Beth Kowitt, in Fortune, explores food manufacturers’ race to find a sugar stand-in that ticks all the boxes: cheap, “natural” (i.e., plant-based), and actually tastes like sugar. Amid the science, stevia leaves, and sucralose, she takes a step back: if sugar is such a health hazard, why don’t we just… eat less sugar?
There seems to be an obvious solution to all of this that would be much easier for everyone: Why not just eat less sugar? “As we move away from sugar, we are facing this dilemma that nothing tastes like sugar,” says consultant Woo. We know, after all, that our expectations are not set by nature. In the U.S. products tend to be sweeter than in Europe. For example, a liter-size bottle of American Dr Pepper has 108 grams of sugar, vs. about 73 grams for the U.K. equivalent. Why not just drop the threshold in the U.S. market too?
Several of the big food and beverage manufacturers have pursued this path, vowing to cut sugar in their products. Coca-Cola says it has already reduced it in more than 200 of its sodas. For its part, PepsiCo has committed that by 2025, at least two-thirds of its volume will have 100 calories or fewer per 12 ounces. (A can of Pepsi has 150 calories, for example.) General Mills has begun slashing sugar in its cereals and yogurt. Nestlé and Dr Pepper Snapple have made pledges of their own.

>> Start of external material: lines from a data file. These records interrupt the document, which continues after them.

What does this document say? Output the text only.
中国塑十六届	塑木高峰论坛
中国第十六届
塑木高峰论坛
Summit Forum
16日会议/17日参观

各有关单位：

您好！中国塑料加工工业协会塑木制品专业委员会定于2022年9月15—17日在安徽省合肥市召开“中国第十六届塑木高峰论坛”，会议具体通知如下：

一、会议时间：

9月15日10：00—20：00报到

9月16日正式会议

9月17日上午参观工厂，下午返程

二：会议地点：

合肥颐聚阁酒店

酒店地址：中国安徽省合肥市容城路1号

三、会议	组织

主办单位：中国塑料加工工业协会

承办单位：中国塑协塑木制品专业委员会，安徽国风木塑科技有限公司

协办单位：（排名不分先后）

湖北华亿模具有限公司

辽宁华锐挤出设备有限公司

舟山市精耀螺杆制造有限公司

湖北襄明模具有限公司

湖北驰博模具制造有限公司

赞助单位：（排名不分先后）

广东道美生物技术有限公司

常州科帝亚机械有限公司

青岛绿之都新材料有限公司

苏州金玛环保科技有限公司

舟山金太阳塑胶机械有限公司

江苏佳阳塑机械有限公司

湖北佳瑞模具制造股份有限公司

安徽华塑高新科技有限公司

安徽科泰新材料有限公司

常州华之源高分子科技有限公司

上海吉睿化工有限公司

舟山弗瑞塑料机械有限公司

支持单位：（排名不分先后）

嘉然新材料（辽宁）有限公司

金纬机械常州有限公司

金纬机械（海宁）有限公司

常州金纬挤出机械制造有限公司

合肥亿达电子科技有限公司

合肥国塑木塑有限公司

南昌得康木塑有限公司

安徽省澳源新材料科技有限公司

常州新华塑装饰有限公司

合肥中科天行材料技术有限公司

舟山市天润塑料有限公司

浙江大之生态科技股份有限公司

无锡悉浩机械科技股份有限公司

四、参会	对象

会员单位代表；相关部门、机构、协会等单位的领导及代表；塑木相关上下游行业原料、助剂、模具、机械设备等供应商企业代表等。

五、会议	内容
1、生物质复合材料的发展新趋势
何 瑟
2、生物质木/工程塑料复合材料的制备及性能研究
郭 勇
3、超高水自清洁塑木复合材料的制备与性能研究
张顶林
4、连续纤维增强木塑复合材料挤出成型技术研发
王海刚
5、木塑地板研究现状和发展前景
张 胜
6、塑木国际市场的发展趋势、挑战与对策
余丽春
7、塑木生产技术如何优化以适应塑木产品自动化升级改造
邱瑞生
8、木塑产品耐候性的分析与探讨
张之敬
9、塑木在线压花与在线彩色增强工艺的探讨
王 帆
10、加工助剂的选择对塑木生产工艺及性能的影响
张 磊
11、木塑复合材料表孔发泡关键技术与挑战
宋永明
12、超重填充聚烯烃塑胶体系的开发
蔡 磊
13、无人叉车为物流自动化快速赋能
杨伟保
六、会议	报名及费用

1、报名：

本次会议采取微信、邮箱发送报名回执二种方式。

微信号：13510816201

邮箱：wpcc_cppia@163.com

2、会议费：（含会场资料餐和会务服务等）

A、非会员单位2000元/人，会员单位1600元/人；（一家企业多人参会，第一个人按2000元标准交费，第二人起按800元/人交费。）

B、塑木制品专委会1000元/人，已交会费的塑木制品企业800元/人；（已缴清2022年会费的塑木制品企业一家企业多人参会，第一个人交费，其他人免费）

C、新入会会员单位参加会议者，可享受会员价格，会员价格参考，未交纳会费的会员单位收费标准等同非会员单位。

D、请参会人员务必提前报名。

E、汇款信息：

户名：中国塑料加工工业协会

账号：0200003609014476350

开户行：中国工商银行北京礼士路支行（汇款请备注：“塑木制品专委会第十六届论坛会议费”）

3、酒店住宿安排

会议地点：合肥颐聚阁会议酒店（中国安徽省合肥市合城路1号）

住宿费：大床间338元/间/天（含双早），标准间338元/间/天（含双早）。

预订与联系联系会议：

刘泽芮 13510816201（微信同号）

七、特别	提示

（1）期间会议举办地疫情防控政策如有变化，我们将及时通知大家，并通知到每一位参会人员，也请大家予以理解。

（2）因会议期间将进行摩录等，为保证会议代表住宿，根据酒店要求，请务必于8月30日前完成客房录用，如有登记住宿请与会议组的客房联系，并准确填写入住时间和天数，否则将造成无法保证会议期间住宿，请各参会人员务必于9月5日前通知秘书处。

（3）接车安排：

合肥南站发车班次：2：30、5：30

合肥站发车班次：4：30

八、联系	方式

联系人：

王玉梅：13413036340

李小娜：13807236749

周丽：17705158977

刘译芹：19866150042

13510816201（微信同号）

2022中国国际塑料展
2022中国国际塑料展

The challenge stems in large part from what the rest of the market is doing. “They’re afraid that consumers will taste 20% lower sweetness and go to a competitor,” says DuBois. Paul Bakus, Nestlé’s president of corporate affairs, told me that the company has to walk a narrow line between being nutritionally superior to the rest of the market and not sacrificing taste. “We want to reduce sugar where possible as long as we don’t put ourselves at a competitive disadvantage,” he says. “How do you compete if your competitors aren’t following the process or rules or guidelines?”